Не следует преуменьшать роль, которую играют в проблематике супружества, разбираемой Августином, деторождение и потомство. Далее мы еще увидим, насколько она важна. Очевидно, что, если бы не было потомства и, соответственно, продолжения человеком себя в будущих поколениях, род человеческий в его одновременных и последовательных элементах не мог бы быть сплочен по модели connexio societatis {лат
. общественная связь}[848]. Применительно к роду человеческому в целом и к его предназначению необходимость брака немыслима без потомства. Но супружеская связь в себе, как вступление двух лиц в отношение, не может быть поставлена в зависимость от потомства и деторождения. Сам по себе брак образует начальное звено общества, и его связь не менее сильна, чем связь рождения, как это показал Творец, «вынув из мужчины женщину» и «подчеркнув саму силу их единения тем ребром, которое он исторг из одного, чтобы создать другую»[849]. До всякого деторождения брак есть благо сам по себе, поскольку он устанавливает между мужем и женой троякое отношение – «естественное», связывающее между собой два различающихся пола[850] и образующее – как базовый элемент общества – смычку дружбы и родства[851]. Отсюда следует, что, хотя деторождение продолжает эту {супружескую} связь – и при некоторых условиях это продолжение само является благом, – оно не является ее условием, так что его отсутствие ее не обесценивает. Эту идею Августин иллюстрирует двумя примерами: брак существует и между пожилыми людьми, даже если они уже не могут иметь детей или их дети умерли; в любом случае, независимо от наличия потомства, связь между ними сохраняется[852]. Подобным же образом, брак не разрушается, если, будучи заключен в виду деторождения, он, несмотря на все чаяния супругов, остается бездетным[853].На страницах «De bono conjugali» это отношение регулярно именуется pactum или foedus {лат
. союз}. Юридические коннотации этих терминов очевидны[854]. При ближайшем рассмотрении выясняется, что Августин развивает свой анализ в двух регистрах. В самом деле, он говорит о связи, которая получает институциональное оправдание либо от правовых норм, либо от божественного закона. В одних случаях проявителем формы супружеской связи выступает гражданское право: так, римский закон обнаруживает ее исключительный характер, так как запрещает мужу брать себе вторую жену при жизни первой[855]; в других случаях справедливые принципы, не принятые во внимание правилами общественной жизни, поддерживаются религиозными законами: так, эти последние, в отличие от законов гражданских, препятствуют вторичному браку мужа, жена которого совершила прелюбодеяние[856]. Но Августин вводит pactum в игру и в другом регистре – в регистре отношений между душами и между телами: он говорит о душевной привязанности, образующей между супругами – вне зависимости от их физического пыла, который часто находится в обратной пропорции с нею, – ordo caritatis {лат. порядок милосердия}, и о связи физической, когда каждый супруг предоставляет свое тело другому. В знаменитом фрагменте Первого послания к Коринфянам (7:4) – «Жена не властна над своим телом, но муж; равно и муж не властен над своим телом, но жена» – обычно видят утверждение права каждого из супругов иметь физические отношения друг с другом; однако Августин, по крайней мере в одном из двух случаев обращения к этому фрагменту {в «De bono conjugali»}, придает ему в некотором роде негативное значение запрета нарушать брачный договор, как это происходит, «когда, по зову собственной или чьей-либо {направленной на него} страсти муж вступает в отношения с другой женщиной или жена – с другим мужчиной»[[857]]. Речь, таким образом, идет не столько о владении, сколько о не-предательстве – связи, относящейся к порядку fides {здесь: лат. верность}.Разумеется, этот порядок не чужд праву и часто с ним сопряжен, но не может к нему сводиться[858]

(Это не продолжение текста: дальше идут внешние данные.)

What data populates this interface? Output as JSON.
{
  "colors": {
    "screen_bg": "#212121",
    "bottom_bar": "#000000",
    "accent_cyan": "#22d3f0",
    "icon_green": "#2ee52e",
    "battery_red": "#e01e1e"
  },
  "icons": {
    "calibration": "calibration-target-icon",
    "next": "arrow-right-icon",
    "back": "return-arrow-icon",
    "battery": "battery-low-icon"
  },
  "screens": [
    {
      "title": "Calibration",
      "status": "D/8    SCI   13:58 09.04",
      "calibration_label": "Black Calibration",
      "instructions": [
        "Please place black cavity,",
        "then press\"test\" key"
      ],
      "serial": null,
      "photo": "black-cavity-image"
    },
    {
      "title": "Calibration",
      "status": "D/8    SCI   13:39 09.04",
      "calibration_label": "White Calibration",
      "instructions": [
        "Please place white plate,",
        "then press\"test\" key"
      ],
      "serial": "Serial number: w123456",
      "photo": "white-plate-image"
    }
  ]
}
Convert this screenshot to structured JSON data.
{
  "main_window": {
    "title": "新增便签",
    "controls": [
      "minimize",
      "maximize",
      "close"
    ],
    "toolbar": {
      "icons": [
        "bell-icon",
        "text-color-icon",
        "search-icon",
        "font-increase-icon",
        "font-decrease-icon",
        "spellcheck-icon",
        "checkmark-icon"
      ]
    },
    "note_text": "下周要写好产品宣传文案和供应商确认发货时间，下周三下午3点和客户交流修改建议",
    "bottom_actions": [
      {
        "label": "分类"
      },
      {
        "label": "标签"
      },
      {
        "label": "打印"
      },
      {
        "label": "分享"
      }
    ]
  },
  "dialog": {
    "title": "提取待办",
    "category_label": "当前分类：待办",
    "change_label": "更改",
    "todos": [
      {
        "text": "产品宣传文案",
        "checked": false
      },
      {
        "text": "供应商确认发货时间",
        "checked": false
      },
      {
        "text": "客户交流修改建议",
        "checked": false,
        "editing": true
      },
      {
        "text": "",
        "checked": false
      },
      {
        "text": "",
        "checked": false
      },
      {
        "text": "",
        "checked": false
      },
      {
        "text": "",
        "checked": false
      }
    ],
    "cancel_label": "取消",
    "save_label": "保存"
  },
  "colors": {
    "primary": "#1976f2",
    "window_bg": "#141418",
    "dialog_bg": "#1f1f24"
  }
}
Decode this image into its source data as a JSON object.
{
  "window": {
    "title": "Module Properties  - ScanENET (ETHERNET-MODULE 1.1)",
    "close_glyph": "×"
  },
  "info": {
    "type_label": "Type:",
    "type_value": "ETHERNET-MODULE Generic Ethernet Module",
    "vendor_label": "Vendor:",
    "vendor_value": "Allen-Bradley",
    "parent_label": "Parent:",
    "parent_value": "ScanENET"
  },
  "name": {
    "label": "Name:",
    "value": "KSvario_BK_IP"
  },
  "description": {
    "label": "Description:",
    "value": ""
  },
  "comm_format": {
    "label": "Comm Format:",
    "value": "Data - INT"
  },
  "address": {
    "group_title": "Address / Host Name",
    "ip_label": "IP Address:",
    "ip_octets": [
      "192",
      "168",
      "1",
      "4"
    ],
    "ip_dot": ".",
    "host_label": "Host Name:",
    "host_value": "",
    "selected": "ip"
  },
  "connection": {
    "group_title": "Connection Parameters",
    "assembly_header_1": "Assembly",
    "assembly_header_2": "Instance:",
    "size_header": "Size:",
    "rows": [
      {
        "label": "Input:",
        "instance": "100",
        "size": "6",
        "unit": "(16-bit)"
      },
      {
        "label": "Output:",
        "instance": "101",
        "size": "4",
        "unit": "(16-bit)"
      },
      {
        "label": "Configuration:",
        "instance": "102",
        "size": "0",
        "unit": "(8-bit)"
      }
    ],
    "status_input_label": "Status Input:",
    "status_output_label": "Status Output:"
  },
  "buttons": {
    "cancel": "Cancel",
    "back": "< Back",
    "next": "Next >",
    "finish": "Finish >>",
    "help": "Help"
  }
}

, что сразу же подтверждает пример fides, приводимый Августином: что бы ни было предметом тяжбы – охапка соломы или гора золота, – верность, гарантирующая честность, остается тою же и сохраняет одинаковую ценность. Иначе говоря, fides поддерживает соглашение, проявляется в аккуратности его соблюдения, но не является соприродной ему. И в случае проступков против нее она влечет за собой иные следствия, нежели соглашения, гарантируемые законом. На трех примерах Августин ясно показывает, что для него fides не тождественна pactum, по крайней мере если понимать последний в сугубо юридическом смысле. Общей рамкой для этих трех примеров служит прелюбодеяние, являющееся одновременно правовой категорией и нарушением fides. На первый взгляд может показаться, что осуждение прелюбодеяния выявляет соответствие между юридической связью и узами верности. Но каждый из примеров Августина обнаруживает их расхождение друг с другом.